My friend found trouble before she even hit screening age. She’s already had a mastectomy, treatment, and reconstructive surgery well ahead of turning 50.

 

My scan

I meant to talk to my friend about my trial letter, but I put it off and ran out of time. Rather than cancel (make a decision), I went to my appointment (default).

I thought I was calm, but my stomach churned as I climbed the steps of the mobile screening unit – a lorry trailer in a car park. The receptionist was reassuring, and more relaxed about the time than the letter’s precise 10:41am appointment time suggested. I was a shown to a cubicle and asked to strip to the waist. Then, a knock on the internal door between me and the scanning room. A voice: “Ready when you are”. Was I?

I first met my radiographer in this state – trousers and boots on, naked otherwise. For her: standard. For me: insane. I was in a tin box, out the back of the High Street, with my tits out for a stranger. I’ve had better mornings.

 

How a mammogram works (image: Reuters)

 

Time to meet the machine. It is upright and reminds me of a pillar drill. I’m asked to stand in front of it, but it’s not clear how I’m meant to apply myself to it. The radiographer positioned me – head toward her, one shoulder back, the other forward, arms down. Twister is more fun, and more comfortable…

Before zapping, each boob is squashed flat. The leaflet said. The staff said. But for me this was a case of “women’s things” getting lost in translation. I was once asked at a Well Woman clinic if I was “breast aware”. Well, I’m aware I have breasts, but I guess that’s not what you mean…

By “squashed flat”, I expected my boobs to be pressed against my ribs. That’s how you flatten breasts, in my experience. That’s not what they meant. They meant: pop your boob on the table, then we’ll squash it in a vice. That wasn’t shown in the leaflet’s photos.

It. Fucking. Hurt.

So now I’m in shock. I know medics don’t like to say that something will hurt – it’s always “a sharp scratch” at the blood donors. But jeez, I was not prepared for this. I felt assaulted.

And now we have to do the other one. I’m scared, but I have to stand well or I’ll distort the image. Thankfully this boob wasn’t as sensitive, but it still hurts. When I mentioned this to the radiographer, she said, yes, she’d been able to apply more pressure on that side… What? Oh right, keep turning the screw and stop when the patient screams.
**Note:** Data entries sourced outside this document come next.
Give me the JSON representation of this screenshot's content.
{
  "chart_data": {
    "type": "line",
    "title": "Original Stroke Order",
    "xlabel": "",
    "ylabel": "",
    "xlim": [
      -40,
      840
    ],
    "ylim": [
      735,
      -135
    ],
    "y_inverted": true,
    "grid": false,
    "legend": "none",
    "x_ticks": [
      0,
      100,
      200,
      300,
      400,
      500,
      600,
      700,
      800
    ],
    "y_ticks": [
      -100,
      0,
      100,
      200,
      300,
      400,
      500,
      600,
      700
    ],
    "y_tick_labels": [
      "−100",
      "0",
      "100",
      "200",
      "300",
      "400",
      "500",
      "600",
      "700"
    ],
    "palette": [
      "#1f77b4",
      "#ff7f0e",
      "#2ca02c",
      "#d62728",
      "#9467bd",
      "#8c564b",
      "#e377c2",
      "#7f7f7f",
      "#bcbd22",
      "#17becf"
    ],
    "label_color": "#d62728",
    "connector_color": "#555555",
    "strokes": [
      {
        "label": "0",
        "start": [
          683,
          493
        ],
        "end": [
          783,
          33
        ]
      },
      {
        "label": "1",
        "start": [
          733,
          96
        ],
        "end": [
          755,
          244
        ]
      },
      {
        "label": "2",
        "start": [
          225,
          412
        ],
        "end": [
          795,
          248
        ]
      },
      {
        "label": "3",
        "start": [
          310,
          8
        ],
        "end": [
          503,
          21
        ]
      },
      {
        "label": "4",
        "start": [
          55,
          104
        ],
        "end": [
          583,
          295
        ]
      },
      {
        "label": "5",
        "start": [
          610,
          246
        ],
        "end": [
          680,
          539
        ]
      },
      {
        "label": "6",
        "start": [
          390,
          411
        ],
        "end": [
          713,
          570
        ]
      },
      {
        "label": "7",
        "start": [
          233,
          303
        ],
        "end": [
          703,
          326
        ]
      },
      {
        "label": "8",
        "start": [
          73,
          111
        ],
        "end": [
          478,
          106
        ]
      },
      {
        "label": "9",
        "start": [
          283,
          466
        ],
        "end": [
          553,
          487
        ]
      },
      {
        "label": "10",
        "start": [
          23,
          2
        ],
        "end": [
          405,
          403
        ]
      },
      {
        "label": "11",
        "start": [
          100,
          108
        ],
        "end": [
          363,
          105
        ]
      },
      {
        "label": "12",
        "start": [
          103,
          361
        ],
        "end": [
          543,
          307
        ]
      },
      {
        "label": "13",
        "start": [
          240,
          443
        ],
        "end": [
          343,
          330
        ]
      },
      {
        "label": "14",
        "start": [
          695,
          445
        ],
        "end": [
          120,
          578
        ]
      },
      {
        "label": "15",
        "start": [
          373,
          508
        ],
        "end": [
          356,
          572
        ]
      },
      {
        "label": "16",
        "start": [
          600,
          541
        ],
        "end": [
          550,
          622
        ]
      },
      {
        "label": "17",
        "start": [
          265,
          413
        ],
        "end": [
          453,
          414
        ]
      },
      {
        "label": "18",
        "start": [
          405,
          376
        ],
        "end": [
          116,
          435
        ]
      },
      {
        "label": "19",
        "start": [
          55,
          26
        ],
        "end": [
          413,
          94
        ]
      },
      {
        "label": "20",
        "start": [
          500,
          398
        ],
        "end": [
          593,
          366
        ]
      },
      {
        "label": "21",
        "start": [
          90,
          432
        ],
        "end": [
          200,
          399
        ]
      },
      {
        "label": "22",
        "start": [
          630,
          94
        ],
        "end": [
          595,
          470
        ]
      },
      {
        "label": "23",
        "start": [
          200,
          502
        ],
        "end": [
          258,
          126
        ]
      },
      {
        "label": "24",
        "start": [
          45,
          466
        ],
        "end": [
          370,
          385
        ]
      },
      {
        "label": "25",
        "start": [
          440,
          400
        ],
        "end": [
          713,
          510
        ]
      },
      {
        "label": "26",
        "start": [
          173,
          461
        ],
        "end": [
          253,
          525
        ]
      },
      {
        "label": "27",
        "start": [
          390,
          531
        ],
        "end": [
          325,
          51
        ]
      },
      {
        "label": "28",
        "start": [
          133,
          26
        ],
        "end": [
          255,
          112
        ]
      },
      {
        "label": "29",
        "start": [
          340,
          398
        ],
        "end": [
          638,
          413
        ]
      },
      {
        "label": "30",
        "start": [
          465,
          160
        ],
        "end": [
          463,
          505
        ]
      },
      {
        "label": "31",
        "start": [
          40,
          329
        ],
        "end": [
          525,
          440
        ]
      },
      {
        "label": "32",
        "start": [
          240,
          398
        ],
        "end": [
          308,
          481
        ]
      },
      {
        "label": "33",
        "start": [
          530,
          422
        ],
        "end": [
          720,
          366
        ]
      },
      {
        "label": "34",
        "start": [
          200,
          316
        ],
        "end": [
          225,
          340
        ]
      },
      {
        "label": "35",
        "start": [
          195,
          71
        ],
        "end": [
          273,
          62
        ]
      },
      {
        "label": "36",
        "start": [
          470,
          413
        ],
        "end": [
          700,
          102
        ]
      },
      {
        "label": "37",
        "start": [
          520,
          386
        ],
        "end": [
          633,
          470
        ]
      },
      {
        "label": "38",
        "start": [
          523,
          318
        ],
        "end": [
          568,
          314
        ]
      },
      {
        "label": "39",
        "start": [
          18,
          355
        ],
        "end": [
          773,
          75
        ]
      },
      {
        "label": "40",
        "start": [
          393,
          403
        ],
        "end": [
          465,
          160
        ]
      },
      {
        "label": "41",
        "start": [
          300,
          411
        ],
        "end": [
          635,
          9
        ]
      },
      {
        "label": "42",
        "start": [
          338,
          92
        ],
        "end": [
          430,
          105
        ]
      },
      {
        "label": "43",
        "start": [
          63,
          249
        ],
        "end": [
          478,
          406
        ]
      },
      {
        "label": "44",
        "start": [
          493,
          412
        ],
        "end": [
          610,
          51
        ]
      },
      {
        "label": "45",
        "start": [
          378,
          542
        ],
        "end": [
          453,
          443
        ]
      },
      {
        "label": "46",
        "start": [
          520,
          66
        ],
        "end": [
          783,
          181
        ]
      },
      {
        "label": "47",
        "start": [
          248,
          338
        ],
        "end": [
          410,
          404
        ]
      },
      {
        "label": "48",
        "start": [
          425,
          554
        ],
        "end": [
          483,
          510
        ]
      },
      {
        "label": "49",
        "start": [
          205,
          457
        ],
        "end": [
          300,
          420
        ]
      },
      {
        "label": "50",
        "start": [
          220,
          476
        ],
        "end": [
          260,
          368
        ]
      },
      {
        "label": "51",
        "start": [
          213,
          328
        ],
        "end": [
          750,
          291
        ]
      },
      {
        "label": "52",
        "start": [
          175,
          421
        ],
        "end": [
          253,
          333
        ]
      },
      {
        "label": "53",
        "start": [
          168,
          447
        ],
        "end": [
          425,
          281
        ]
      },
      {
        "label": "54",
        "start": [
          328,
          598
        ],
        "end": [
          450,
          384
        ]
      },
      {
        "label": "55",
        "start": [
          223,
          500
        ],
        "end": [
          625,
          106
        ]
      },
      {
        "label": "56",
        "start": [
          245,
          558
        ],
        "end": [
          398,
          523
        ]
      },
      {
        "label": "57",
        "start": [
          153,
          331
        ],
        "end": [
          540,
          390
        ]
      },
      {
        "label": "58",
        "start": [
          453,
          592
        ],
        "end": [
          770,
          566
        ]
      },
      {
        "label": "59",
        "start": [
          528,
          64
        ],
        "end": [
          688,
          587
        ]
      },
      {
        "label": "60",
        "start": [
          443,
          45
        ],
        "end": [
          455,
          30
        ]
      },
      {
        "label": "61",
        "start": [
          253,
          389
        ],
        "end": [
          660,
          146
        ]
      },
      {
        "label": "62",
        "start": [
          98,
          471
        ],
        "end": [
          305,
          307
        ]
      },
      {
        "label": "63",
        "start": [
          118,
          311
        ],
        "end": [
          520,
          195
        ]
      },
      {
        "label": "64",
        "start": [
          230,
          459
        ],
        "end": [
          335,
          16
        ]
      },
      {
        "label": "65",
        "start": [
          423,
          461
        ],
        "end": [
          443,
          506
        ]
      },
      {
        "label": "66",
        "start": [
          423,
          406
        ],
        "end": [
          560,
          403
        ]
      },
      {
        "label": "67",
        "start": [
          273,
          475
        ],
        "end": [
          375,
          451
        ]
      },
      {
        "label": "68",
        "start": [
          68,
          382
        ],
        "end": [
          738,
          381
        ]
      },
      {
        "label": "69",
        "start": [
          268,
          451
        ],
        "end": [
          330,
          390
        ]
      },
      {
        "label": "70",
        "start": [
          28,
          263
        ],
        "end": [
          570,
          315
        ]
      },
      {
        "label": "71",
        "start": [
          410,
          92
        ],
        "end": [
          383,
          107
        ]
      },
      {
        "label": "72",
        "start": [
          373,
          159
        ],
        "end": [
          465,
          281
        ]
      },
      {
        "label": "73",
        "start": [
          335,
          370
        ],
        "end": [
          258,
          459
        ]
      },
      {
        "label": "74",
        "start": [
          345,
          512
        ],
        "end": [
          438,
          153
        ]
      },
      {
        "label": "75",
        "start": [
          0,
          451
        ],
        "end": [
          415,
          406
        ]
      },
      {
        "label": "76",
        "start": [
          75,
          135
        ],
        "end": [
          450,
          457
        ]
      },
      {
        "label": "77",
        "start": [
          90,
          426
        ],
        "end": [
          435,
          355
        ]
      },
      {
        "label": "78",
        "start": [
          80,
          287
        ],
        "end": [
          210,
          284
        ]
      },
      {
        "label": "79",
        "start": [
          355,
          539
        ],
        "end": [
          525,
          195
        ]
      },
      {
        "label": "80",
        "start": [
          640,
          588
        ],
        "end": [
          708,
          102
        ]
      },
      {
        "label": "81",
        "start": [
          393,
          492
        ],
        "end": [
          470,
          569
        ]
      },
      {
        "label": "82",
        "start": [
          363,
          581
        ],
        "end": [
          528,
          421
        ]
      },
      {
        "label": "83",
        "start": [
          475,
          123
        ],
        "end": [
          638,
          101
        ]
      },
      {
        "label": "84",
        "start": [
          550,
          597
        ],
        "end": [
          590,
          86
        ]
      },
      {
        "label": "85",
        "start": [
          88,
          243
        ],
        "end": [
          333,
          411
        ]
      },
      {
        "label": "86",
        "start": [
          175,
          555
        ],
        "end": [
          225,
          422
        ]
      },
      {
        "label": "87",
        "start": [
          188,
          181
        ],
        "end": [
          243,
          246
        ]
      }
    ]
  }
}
Fabulous.

I apologise for swearing and she laughs. “You must get it a lot… No? Man… other women are *nails*.”

 

Nobody is this happy during their mammogram

 

Both boobs done so we’re through, right? Wrong. Great.

She tilts the machine through 45 degrees and we get another go. In this position, a pointy corner jabs into my armpit. She says “You can tell it was made by a man. We’d curve the edge.” It seems that whilst some machines have aesthetic curves, it’s all right angles at the patient interface.

My design brain is now confused. At the opticians, machines are designed to accommodate us: curved, padded headrests keep us positioned comfortably. But not the mammogram machine. A cynic would think it was designed by misogynists…

4 zaps in total and we’re done. Relief. Back to my cubicle. Put myself back together. “See you in 3 years.” I’ll look forward to it, but not as much as the smear.

 

Emma Humphrey was born aged 60 & has been regressing since. She had to become a feminist when it was unfashionable because she has opinions, men’s clothes fit her best &, in her eyes, glamour is all pain no gain. Studied architecture but now designs software for construction folk instead. See you down the skate park.